Tuesday, 11 September 2007
High five

GIFT in the News, Chandran Nair: Shanghai Business Review
Chandran Nair takes a broad brush to speak to the Shanghai Business Review about GIFT, business, sustainability, globalisation and developing leaders able to handle them all.

By a Shanghai Business Review staff writer

If business makes the globalised world go ’round, then Chandran Nair is helping to redefine how it turns. The former Asia-Pacific chairman of global consultancy Environmental Resources Management left the corporate world to establish the Global Institute for Tomorrow (GIFT) in 2004. “My goal is to create an intellectual forum for the next generation of Asian business leaders,” says Nair.

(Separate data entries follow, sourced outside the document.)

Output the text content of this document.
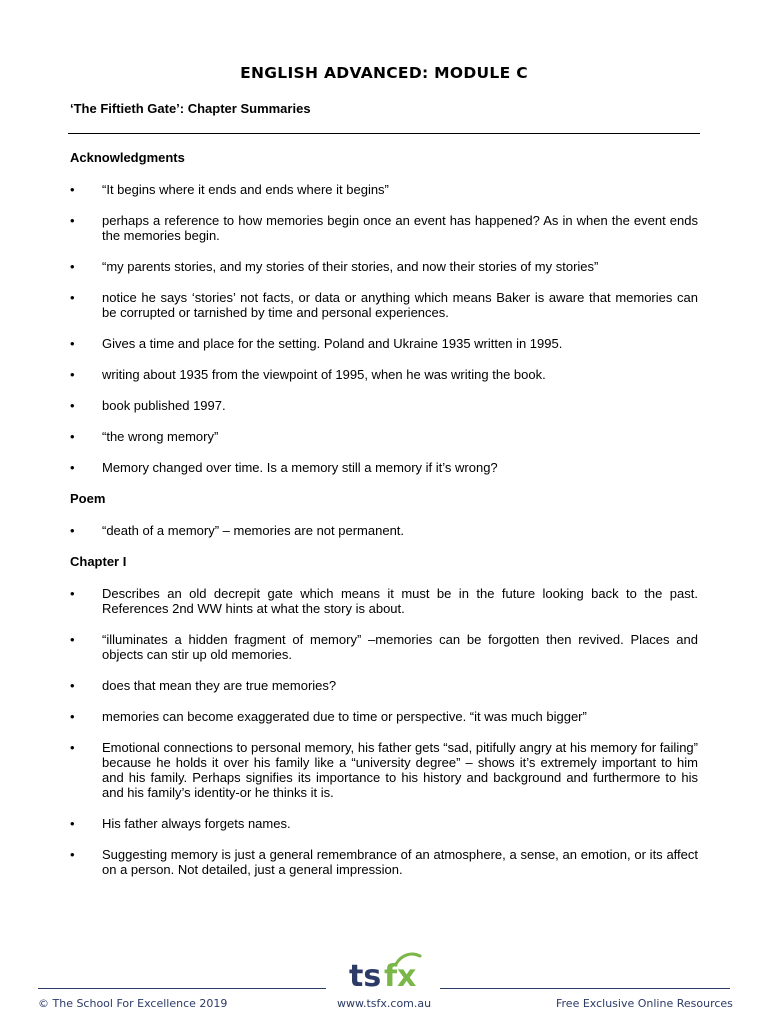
ENGLISH ADVANCED: MODULE C
‘The Fiftieth Gate’: Chapter Summaries
Acknowledgments
• “It begins where it ends and ends where it begins”
• perhaps a reference to how memories begin once an event has happened? As in when the event ends the memories begin.
• “my parents stories, and my stories of their stories, and now their stories of my stories”
• notice he says ‘stories’ not facts, or data or anything which means Baker is aware that memories can be corrupted or tarnished by time and personal experiences.
• Gives a time and place for the setting. Poland and Ukraine 1935 written in 1995.
• writing about 1935 from the viewpoint of 1995, when he was writing the book.
• book published 1997.
• “the wrong memory”
• Memory changed over time. Is a memory still a memory if it’s wrong?
Poem
• “death of a memory” – memories are not permanent.
Chapter I
• Describes an old decrepit gate which means it must be in the future looking back to the past. References 2nd WW hints at what the story is about.
• “illuminates a hidden fragment of memory” –memories can be forgotten then revived. Places and objects can stir up old memories.
• does that mean they are true memories?
• memories can become exaggerated due to time or perspective. “it was much bigger”
• Emotional connections to personal memory, his father gets “sad, pitifully angry at his memory for failing” because he holds it over his family like a “university degree” – shows it’s extremely important to him and his family. Perhaps signifies its importance to his history and background and furthermore to his and his family’s identity-or he thinks it is.
• His father always forgets names.
• Suggesting memory is just a general remembrance of an atmosphere, a sense, an emotion, or its affect on a person. Not detailed, just a general impression.
ts fx
© The School For Excellence 2019	www.tsfx.com.au	Free Exclusive Online Resources
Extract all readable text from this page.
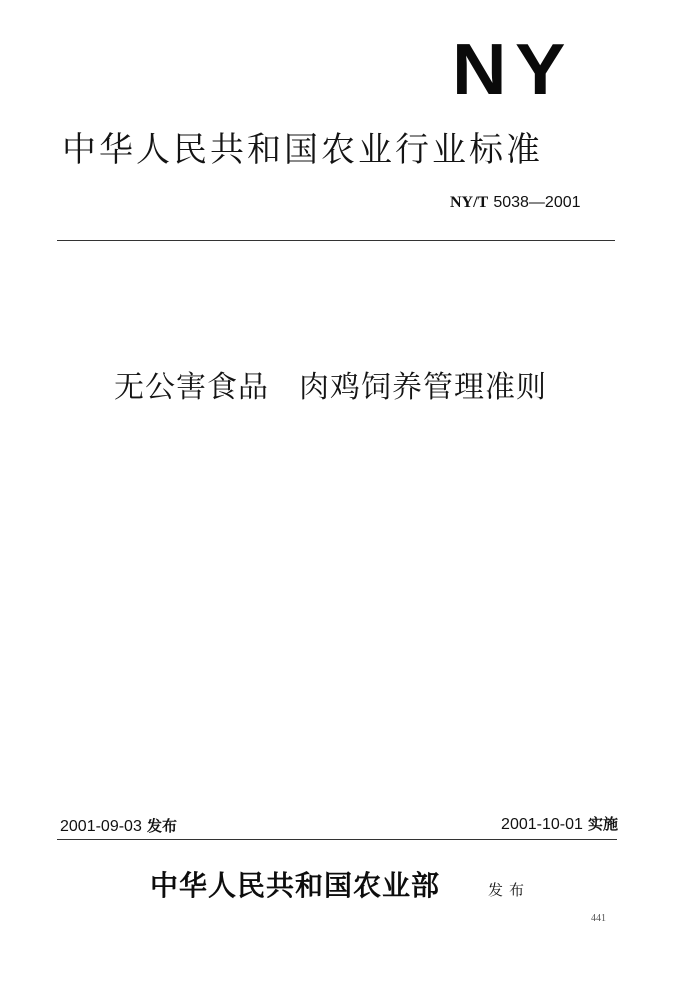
NY
中华人民共和国农业行业标准
NY/T 5038—2001
无公害食品 肉鸡饲养管理准则
2001-09-03 发布	2001-10-01 实施
中华人民共和国农业部	发布
441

Through the Global Young Leaders Programme, the HK-based not-for-profit think tank aims to apply the practical business skills of executives and students to help developing communities. Hebei Province was selected as this year’s programme because “it is directly linked to globalisation issues and has a real bearing on business and public-sector policies,” says Nair. Participants in Hebei will work, for example, with the Jingxian Pig Raising Association to turn pig waste into bio-gas energy and to produce organically farmed pork.

“MBA programmes are great and provide real value, but there’s a need to go beyond teaching functional skills in a classroom,” says Nair, who spoke at the 2nd Annual Being Globally Responsible Conference held in May by the China Europe International Business School (CEIBS). Nair engages businesses, particularly in Asia, by urging their leaders to comply with local laws and stop “exploitative practices.” Nair answers the following question:

If you could dictate how businesses operate in a globalised world, what are the key ways you would like to see them transformed?

1. Learning through others’ eyes. Businesses must encourage young leaders to expose themselves to other cultures, stakeholders and future customers.

2. Transparency is key. Asian leaders need to set an example and show that businesses can be successful while obeying the laws of the land.

3. Asia must learn how to rely on itself. Asian businesses leaders can help ensure that Asia turns its own capital into opportunities within its own boundaries. When Asians invest in their own development, interaction between Western and Asian interests can be as among equals.

4. Sustainable development, beyond just rhetoric. Companies must understand the core principles of sustainability, how they apply to their core business activities and bring intellectual rigour and honesty to their understanding and actions.

5. Look beyond growth. Wealth creation, corporate efficiency, development needs and good intentions are too often in different orbits. Businesses can play a distinct role in bringing these elements together for positive outcomes.



This report appears in the September 2007 issue of Shanghai Business Review.

Chandran Nair spoke at the 2nd Annual Being Globally Responsible Conference held in May 2007.